10 de fevereiro de 2002

Carnaval

Jornal O Estado do Maranhão 
No meu tempo de criança, o circuito de carnaval era feito em uma linha reta. Ela começava na praça Gonçalves Dias, quase na margem esquerda do rio Anil, e terminava na praça do Cemitério, perto da margem direita do Bacanga. Incluía, assim, a rua Rio Branco e a do Passeio, bem como o trecho entre as duas, numa das laterais da praça do Panteon.
Íamos de mudança para um segmento dessa reta, a família inteira, meu pais e a penca de crianças, durante a temporada carnavalesca. Ficávamos hospedados na casa de minha avó, Josefina Moreira, na rua do Passeio, em frente de uma construção que nunca acabava. Ou assim parecia a mim. Havia sido projetada para ser o Hospital da Cruz Vermelha. Acabou servindo de sede ao atual Socorrão I.
A cada ano, eu chegava com a esperança de encontrar a obra terminada. Imaginava o prédio pronto e o movimento de pessoas entrando e saindo apressadas. Umas procurando lenitivo para os males do corpo, outras o dando. O pronto-socorro da cidade ficava na mesma rua, em um pequeno prédio de dois andares situado a dois quarteirões, em frente ao antigo Rialto. Assistíamos, nesse cinema, aos filmes seriados nos domingos. Vibrávamos com Tarzan, Fantasma, Super-homem, Capitão Márvel e com os caubóis do oeste americano.

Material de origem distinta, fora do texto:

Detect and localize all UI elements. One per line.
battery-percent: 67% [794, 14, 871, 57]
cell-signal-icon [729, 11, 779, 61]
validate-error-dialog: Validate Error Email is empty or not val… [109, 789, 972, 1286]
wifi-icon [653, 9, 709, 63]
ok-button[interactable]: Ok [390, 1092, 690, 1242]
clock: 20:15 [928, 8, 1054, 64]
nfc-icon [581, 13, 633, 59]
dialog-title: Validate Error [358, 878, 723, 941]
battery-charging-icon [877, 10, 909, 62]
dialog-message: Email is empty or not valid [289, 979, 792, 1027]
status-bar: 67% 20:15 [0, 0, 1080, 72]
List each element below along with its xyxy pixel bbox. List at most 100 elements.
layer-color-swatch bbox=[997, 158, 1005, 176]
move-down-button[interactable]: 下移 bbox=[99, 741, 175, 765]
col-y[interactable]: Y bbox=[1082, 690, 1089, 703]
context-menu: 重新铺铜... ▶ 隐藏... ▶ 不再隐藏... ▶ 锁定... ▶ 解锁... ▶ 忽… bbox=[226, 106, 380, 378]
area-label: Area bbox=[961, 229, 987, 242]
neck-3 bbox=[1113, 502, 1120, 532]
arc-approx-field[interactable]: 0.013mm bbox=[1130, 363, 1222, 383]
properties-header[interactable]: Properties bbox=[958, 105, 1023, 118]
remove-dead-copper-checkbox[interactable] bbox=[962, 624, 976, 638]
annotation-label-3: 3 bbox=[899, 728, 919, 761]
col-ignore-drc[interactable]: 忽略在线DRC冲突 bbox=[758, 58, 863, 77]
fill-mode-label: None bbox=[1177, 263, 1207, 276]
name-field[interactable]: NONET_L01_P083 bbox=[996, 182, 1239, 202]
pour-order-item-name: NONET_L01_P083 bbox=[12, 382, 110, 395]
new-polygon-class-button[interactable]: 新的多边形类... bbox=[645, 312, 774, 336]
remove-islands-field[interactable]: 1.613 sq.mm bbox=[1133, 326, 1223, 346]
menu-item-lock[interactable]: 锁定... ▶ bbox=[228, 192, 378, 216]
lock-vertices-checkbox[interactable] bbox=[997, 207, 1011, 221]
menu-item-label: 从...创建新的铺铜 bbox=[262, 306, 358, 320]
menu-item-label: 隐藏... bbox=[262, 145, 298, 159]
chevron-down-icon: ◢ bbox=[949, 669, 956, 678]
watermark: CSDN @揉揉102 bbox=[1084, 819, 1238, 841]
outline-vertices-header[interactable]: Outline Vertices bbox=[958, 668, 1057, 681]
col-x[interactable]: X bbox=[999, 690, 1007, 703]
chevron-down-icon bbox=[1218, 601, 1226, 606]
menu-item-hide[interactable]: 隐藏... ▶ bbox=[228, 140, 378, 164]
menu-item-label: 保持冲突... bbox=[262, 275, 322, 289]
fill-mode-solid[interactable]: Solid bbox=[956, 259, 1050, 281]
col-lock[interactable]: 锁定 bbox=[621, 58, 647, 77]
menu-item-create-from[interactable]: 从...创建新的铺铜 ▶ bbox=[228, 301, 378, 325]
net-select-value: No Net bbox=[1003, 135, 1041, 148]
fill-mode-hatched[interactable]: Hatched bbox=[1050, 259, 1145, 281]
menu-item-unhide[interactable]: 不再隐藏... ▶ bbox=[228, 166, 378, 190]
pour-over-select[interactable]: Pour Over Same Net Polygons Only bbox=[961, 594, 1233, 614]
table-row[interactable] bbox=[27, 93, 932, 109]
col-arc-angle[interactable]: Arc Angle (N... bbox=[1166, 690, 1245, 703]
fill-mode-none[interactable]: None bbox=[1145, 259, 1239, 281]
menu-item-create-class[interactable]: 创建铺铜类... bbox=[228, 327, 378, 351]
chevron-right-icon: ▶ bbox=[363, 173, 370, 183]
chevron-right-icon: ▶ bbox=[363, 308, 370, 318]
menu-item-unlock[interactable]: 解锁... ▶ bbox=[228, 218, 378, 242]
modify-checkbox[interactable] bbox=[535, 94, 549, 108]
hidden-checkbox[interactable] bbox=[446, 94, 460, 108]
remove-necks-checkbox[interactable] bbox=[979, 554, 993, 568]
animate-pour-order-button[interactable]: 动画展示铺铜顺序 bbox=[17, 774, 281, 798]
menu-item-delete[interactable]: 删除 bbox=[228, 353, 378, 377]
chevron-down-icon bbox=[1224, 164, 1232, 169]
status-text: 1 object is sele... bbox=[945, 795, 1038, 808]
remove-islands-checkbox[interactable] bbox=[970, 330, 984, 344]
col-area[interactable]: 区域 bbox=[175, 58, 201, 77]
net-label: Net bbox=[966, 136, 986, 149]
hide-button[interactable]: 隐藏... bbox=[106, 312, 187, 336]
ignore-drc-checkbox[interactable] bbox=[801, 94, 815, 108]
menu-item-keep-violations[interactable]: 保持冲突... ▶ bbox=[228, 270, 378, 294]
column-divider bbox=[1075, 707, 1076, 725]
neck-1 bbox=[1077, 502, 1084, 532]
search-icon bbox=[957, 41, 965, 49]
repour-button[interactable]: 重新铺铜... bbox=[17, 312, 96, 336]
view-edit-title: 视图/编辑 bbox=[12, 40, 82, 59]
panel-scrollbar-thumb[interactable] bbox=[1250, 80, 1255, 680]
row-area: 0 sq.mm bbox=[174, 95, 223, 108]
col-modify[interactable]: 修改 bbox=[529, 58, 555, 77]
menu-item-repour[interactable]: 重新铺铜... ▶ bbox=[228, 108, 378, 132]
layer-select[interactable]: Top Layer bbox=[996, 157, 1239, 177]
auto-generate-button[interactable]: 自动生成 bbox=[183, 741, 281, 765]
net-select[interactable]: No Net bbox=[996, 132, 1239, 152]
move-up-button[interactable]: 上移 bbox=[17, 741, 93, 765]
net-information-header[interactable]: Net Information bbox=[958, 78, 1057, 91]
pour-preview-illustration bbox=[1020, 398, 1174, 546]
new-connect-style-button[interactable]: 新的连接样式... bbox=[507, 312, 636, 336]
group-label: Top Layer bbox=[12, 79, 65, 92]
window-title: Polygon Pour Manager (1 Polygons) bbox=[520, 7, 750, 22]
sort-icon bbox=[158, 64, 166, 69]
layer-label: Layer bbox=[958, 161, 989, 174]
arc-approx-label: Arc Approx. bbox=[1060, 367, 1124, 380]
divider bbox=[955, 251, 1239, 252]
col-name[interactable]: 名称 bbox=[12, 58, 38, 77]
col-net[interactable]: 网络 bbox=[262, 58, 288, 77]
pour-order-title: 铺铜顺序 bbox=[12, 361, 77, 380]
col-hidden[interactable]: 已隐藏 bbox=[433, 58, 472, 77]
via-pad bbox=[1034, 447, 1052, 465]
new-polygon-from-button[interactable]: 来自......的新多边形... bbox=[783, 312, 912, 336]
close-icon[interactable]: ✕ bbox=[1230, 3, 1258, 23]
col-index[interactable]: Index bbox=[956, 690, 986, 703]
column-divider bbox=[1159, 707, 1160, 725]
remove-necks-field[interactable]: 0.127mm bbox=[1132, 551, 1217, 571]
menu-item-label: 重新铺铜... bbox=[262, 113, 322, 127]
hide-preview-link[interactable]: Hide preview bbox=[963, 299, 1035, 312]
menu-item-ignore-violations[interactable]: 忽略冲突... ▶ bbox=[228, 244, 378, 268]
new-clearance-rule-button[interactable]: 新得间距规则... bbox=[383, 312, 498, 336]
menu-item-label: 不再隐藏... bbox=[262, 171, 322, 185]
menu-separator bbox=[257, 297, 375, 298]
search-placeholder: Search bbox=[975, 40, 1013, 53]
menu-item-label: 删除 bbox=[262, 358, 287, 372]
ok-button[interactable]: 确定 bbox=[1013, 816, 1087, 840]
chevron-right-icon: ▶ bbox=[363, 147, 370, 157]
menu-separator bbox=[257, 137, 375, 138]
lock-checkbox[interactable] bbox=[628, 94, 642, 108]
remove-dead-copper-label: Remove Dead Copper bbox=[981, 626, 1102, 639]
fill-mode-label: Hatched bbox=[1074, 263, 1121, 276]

Eu imaginava o edifício como algo grandioso, quando terminado. Achava que, em um lugar como aquele, para mim do maior tamanho possível de ser construído, majestoso, imponente e bem iluminado, ninguém iria ter problemas, como os que uma amiga de minha mãe, tão jovem quanto ela, tivera em outro hospital. Nadir – era o nome dela – havia morrido, após um parto, em conseqüência de febre puerperal. Eu ficara inquieto. Minha mãe também não vivia tendo filhos, quase todo ano?
 O movimento começava de tarde, aí pelas três ou quatro horas. Durava até as nove mais ou menos, hora de início da folia atualmente. Ficávamos na janela ou em cadeiras colocadas na calçada a fim de “ver máscara”, como dizia minha avó, mas em verdade para ver tudo o que passava pela rua e mais o que passava pela imaginação. Víamos, então, desfilar, sem jurados, notas, classificações ou disputas, toda a tradição de nosso carnaval.
Havia os blocos, que mais tarde evoluíram para as escolas de samba. Eles desfilavam em uma formação compacta, retangular, quase militar, de linhas e colunas alinhadas, sem distinção de alas, sendo, o grupo todo, a própria bateria. À frente iam um mestre-sala e uma porta-bandeira fazendo evoluções, ao lado de meninos e meninas sambando com um lenço branco, seguro por uma das pontas entre os dedos indicador e polegar.
Chamava-se de corso ao desfile dos grupos de meninas, colocadas lado a lado, no interior do perímetro das carrocerias de caminhões, com a frente das saias das fantasias simples colocadas para fora do madeirame. Reunidas daquela forma, as saias formavam uma faixa colorida cobrindo as faces laterais e a traseira. O veículo subia e descia o circuito, com as moças cantando, balançando a cabeça para um lado e para o outro em direção aos ombros, batendo com graça seus pandeiros, acompanhadas por pequenas bandas.
Essas coisas e muito mais nos encantavam, mas pertencem a outra era. Os novos tempos são de profissionalização do carnaval, como ocorre com todas as manifestações de cultura popular, do reggae ao São João, com todos seus males e benefícios. Não se deve cometer o engano, porém, de achar que não sobrou espaço para as manifestações espontâneas do povo, com sua alegria, irreverência e criatividade. Elas continuam vigorosas, a julgar pelo que se vê agora.
Nosso carnaval de rua passou por um período de decadência, até chegar à infeliz situação de abaianizar-se com a importação da música axé dos trios elétricos. De uns anos para cá, felizmente, recuperou sua força, com o apoio do governo do Estado, e retomou o circuito antigo. Não é mais a mesma festa de antes porque está sempre em transformação, como tudo que tem vida. Contudo, é tão bom e autêntico quanto os antigos carnavais.